Concepto de sanción

La palabra sanción procede etimológicamente del latín “sanctio” que en la antigua Roma tenía carácter religioso, ya que las cosas santas tenían una “sanctio” que las protegía, como el caso de los muros y puertas de la ciudad de Roma. Las leyes también eran protegidas por la “sanctio” y en todos estos casos el que violaba una cosa santa o una ley, era castigado.
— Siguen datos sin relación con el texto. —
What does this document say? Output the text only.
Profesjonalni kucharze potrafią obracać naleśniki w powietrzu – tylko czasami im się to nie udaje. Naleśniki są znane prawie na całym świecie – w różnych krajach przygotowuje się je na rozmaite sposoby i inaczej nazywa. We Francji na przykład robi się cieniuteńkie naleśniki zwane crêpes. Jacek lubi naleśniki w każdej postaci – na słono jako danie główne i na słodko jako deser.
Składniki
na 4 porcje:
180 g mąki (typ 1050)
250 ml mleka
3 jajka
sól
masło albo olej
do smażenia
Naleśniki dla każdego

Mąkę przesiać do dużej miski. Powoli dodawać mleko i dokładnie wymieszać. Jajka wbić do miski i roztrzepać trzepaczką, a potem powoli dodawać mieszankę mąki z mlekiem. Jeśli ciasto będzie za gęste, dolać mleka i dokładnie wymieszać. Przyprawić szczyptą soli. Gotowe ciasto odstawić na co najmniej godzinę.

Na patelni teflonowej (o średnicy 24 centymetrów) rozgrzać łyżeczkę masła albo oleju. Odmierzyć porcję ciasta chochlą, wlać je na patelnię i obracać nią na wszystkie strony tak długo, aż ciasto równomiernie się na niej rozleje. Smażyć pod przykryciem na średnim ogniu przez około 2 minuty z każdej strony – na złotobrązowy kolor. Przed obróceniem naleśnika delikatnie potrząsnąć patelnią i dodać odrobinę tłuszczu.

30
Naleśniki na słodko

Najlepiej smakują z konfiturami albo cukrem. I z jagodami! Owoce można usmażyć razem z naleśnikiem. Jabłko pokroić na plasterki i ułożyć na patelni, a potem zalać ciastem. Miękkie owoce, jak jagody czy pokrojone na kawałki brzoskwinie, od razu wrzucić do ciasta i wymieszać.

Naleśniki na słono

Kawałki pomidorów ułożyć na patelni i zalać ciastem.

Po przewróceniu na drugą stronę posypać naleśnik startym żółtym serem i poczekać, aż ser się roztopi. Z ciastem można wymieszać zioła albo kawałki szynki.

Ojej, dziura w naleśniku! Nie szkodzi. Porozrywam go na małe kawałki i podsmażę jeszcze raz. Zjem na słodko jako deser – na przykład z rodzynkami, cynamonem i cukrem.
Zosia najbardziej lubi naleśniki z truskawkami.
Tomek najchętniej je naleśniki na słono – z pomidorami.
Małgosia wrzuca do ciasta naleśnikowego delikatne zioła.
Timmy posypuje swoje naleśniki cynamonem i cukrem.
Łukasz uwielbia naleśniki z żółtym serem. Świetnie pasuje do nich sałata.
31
De esta manera, actualmente, la palabra sanción se aplica al castigo que alguien recibe por haber violado una norma moral, social, religiosa o jurídica. Ejemplos: “No existen sanciones morales aplicadas por agentes externos al sujeto, pero el remordimiento es implacable a la hora de sancionar”, “La sanción social que recibió el ladrón fue mucho más dura que la condena legal, ya que aunque cumplió su tiempo en prisión, ya ninguno de sus antiguos conocidos quiso hablarle luego de la comisión de su delito”.

Concepto de sanción

Las únicas sanciones de cumplimiento efectivo y coactivo son las jurídicas, que pueden ser civiles, penales o administrativas. Las civiles tienden a reparar el daño ocasionado al damnificado, las penales persiguen el castigo del delincuente, con condenas económicas como la multa o privativas de libertad; y las administrativas tienden a imponer una penalidad al administrado, infractor de una norma de este carácter, a través del procedimiento administrativo. Los reglamentos también pueden imponer sanciones o castigos como los que se aplican en las unidades académicas o competencias deportivas: “El jugador fue sancionado por agredir a su rival con una suspensión por tres fechas” o “La maestra sancionó al alumno irrespetuoso, cambiándolo de turno”.

El procedimiento formal que se sigue para que una ley entre en vigencia en la República Argentina también recibe el nombre de sanción. En España las leyes, que aprueban las Cortes Generales, son sancionadas por el Rey.